The Financial Times (FT) – one of the most respected newspapers in the world – turned its attentions to Spain’s property market last week, reporting that foreign buyers are driving a sustained recovery in the Spanish property market, as reported previously by VIVA…
The FT article examines exactly where money is being spent in the sector, and by whom, and finds that foreign nationals have purchased 12.2 per cent of all residential properties in Spain in the first quarter of the year. That figure stood at nine per cent in the first quarter of 2006.

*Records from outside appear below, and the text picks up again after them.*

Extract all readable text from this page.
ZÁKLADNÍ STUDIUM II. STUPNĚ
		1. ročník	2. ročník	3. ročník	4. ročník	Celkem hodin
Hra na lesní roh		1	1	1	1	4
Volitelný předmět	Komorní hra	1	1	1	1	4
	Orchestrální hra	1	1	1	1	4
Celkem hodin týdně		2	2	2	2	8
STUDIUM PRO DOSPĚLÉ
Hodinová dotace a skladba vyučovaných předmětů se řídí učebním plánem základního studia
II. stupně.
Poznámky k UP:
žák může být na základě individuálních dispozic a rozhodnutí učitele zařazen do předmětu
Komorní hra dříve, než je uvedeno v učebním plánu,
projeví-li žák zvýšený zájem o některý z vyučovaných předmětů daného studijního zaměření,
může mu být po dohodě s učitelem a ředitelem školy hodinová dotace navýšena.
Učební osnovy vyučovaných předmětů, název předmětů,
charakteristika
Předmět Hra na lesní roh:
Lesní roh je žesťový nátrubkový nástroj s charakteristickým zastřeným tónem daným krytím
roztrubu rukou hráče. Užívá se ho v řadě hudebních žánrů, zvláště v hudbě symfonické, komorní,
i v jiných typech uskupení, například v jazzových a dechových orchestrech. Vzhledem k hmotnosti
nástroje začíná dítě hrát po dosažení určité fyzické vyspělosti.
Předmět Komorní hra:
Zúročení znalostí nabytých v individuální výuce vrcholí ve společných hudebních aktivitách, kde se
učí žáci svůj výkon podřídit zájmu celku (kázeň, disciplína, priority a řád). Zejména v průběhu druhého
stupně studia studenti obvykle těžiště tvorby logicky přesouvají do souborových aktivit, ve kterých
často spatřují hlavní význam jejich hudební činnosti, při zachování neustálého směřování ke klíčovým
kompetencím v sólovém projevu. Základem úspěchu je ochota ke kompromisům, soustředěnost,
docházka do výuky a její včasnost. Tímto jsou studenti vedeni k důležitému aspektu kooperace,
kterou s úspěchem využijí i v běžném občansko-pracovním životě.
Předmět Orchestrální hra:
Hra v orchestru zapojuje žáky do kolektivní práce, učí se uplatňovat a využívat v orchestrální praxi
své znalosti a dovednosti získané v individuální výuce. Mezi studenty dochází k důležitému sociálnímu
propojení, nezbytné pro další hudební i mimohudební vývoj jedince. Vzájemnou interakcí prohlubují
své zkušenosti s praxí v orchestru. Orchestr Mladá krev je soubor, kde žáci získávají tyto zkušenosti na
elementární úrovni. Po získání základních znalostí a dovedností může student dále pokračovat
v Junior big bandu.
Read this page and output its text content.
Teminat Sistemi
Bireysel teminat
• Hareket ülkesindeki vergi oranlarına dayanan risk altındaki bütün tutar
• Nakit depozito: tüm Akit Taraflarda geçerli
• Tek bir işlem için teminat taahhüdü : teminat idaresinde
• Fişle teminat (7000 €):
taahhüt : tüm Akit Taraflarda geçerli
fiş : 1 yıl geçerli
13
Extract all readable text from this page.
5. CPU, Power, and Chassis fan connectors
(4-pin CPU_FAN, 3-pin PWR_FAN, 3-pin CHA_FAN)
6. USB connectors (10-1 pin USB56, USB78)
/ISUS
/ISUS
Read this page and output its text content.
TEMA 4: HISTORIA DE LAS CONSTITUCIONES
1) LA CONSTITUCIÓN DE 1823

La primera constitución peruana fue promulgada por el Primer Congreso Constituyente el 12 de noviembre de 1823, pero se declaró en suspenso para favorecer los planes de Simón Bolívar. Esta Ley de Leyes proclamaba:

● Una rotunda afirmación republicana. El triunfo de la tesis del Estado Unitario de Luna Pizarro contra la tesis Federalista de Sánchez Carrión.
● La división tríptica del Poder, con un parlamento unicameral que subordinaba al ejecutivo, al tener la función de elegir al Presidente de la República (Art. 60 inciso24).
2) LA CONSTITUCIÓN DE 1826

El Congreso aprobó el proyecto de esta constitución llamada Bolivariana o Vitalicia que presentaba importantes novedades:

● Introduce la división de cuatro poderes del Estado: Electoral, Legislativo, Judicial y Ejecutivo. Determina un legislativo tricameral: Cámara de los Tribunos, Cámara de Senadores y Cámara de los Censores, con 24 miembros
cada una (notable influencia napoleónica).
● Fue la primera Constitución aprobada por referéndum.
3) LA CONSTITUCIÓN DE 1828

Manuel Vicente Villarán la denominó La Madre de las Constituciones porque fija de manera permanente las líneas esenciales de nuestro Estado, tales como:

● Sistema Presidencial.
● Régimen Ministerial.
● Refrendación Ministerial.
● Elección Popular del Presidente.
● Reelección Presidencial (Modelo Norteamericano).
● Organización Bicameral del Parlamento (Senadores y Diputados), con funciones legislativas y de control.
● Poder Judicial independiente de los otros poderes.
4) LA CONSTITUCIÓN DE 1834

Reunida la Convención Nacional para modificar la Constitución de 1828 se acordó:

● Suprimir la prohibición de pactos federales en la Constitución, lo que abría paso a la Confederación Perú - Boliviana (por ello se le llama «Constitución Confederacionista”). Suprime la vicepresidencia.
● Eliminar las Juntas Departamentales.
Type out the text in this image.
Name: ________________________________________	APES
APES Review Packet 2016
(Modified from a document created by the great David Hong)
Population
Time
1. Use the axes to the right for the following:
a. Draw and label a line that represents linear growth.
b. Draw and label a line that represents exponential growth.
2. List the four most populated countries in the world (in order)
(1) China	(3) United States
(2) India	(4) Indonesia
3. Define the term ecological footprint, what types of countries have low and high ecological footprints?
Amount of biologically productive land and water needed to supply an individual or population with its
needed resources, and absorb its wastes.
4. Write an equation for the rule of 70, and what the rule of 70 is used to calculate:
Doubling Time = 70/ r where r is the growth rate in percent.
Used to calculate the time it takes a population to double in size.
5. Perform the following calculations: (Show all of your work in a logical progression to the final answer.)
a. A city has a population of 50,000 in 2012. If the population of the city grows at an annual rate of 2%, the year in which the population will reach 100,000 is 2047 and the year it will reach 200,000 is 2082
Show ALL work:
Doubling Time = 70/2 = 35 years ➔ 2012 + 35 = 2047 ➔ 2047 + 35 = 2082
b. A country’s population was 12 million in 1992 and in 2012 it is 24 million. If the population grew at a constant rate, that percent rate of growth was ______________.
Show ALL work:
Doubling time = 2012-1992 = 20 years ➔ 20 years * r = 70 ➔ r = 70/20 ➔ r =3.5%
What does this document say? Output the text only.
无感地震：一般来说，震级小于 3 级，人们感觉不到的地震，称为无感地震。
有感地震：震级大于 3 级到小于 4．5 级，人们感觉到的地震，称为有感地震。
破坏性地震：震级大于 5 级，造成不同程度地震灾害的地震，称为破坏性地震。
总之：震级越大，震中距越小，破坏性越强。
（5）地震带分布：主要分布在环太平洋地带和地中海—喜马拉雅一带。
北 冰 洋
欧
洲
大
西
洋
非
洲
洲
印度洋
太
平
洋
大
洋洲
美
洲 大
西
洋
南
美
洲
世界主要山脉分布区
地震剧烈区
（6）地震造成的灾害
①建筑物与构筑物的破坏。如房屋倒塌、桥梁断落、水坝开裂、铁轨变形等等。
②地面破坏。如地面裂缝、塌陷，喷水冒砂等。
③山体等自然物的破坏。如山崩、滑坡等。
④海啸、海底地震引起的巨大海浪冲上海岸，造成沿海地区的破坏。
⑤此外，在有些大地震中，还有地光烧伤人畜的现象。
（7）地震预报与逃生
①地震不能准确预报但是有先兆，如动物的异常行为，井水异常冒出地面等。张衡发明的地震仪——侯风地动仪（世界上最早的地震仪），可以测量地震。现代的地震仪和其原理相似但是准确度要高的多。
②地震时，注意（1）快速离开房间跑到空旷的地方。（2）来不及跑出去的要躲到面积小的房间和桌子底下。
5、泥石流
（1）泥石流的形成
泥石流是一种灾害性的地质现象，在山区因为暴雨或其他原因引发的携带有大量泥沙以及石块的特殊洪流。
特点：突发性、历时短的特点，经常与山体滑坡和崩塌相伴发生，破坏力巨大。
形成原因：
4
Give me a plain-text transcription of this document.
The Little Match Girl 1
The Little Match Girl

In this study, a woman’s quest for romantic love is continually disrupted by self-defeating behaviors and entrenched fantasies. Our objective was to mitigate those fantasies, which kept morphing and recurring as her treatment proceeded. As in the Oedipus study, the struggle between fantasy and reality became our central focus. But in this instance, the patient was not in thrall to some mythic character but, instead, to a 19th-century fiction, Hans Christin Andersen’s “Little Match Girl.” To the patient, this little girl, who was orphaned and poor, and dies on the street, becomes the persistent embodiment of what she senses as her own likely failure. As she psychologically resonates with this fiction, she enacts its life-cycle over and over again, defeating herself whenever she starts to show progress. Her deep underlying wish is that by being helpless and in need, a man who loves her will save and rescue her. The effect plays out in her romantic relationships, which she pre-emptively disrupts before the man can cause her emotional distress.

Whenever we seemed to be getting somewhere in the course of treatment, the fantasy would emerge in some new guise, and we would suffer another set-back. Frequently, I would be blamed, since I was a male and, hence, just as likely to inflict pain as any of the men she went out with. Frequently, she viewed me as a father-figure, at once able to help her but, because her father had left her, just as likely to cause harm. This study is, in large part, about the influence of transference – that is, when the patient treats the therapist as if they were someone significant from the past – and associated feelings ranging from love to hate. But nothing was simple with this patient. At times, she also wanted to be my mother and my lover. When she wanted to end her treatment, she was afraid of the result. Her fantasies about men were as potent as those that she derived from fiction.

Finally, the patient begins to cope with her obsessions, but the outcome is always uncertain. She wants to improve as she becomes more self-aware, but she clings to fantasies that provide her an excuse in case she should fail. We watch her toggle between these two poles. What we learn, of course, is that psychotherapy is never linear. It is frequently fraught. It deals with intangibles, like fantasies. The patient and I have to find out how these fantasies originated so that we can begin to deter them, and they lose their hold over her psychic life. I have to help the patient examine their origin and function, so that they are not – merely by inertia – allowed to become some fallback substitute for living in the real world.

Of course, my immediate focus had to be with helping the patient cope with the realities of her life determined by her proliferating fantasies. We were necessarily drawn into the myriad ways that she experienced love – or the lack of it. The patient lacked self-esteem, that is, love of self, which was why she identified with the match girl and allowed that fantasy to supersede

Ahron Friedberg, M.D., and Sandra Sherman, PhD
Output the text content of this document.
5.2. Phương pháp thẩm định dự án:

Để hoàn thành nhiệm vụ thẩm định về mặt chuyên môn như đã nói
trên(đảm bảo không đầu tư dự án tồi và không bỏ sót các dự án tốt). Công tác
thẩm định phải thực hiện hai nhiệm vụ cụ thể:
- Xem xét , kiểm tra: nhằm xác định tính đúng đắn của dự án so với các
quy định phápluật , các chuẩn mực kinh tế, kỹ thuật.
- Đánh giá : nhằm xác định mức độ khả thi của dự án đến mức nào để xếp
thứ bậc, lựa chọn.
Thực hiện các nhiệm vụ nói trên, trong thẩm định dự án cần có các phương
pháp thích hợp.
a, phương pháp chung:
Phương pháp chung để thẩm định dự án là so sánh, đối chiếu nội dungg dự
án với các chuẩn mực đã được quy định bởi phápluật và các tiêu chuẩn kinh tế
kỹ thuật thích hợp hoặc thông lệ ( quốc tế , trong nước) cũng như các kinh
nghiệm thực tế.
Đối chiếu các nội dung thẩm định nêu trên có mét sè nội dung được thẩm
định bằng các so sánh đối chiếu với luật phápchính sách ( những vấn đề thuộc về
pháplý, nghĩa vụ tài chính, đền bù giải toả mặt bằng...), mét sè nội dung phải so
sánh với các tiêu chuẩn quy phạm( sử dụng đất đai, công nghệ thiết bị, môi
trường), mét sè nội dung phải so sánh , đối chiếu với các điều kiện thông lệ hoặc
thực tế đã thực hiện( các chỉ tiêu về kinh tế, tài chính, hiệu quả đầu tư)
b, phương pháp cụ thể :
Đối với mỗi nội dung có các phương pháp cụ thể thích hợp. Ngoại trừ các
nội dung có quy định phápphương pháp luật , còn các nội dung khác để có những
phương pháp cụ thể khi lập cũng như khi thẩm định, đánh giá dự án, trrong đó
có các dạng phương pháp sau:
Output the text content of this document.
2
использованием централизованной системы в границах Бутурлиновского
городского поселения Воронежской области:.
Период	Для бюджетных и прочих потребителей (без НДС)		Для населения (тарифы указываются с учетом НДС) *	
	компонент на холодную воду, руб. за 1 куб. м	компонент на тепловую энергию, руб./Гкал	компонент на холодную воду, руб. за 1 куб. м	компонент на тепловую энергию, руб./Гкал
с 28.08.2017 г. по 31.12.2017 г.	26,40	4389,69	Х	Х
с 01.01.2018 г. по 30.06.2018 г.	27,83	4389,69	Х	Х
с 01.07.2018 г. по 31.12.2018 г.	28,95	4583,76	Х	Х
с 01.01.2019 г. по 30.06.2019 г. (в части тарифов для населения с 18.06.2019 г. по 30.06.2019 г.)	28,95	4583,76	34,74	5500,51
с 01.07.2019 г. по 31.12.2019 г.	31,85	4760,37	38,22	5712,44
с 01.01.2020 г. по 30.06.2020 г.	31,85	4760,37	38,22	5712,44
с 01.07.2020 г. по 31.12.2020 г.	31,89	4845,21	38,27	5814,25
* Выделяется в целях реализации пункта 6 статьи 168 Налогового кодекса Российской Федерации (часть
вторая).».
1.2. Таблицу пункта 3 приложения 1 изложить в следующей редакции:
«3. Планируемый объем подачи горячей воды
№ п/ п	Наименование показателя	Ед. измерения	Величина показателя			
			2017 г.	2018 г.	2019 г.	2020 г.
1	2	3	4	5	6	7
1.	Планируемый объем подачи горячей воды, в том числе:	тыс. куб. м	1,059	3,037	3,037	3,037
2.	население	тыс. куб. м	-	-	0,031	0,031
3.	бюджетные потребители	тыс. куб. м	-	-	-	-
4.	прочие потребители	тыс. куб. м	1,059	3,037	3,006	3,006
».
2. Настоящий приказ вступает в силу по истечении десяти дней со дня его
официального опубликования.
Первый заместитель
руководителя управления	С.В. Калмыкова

With house prices having fallen by more than 35 per cent on 2007 levels, many foreign investors – led by the British – have turned their sights to the luxury home market, where prices are much more affordable today than they have been for almost a decade.
The housing markets of Marbella, Barcelona’s elegant Passeig de Gracia neighbourhood, as well as Chamberí in Madrid, have all recovered around 20 per cent of their lost value, according to CBRE Spain. This recovery in the higher end of the market is thanks to foreign money, the FT says.
“At the high end – €500,000 and up – it’s primarily being driven by international demand,” Barcelona-based estate agent Alex Vaughan told the FT. And while the demographic of buyers has begun to shift from Europe to Asia, the US and the Middle East, Brits are still the leading investors in residential Spanish property.
However, in some regions of Barcelona, it is the turn of US investors to shine. “We’ve seen Americans back,” said Francisco Nathurmal, founder of luxury estate agents Bcn Advisors. “And the Swiss. The franc has really gone up and they are buying like there is no tomorrow.”
Spain’s Golden Visa scheme – which allows non-EU citizens to claim Spanish residency should they invest more than €500,000, has helped to boost the recovery, with more than 490 visas issued by the end of last year.
Domestic demand remains relatively weak, however, but the trend for recovery is also beginning to emerge in this sector. According to Spain’s property registrars society, Spanish banks agreed around a third more mortgages for 27 per cent capital in the first quarter of 2015 when compared to last year, the FT reports.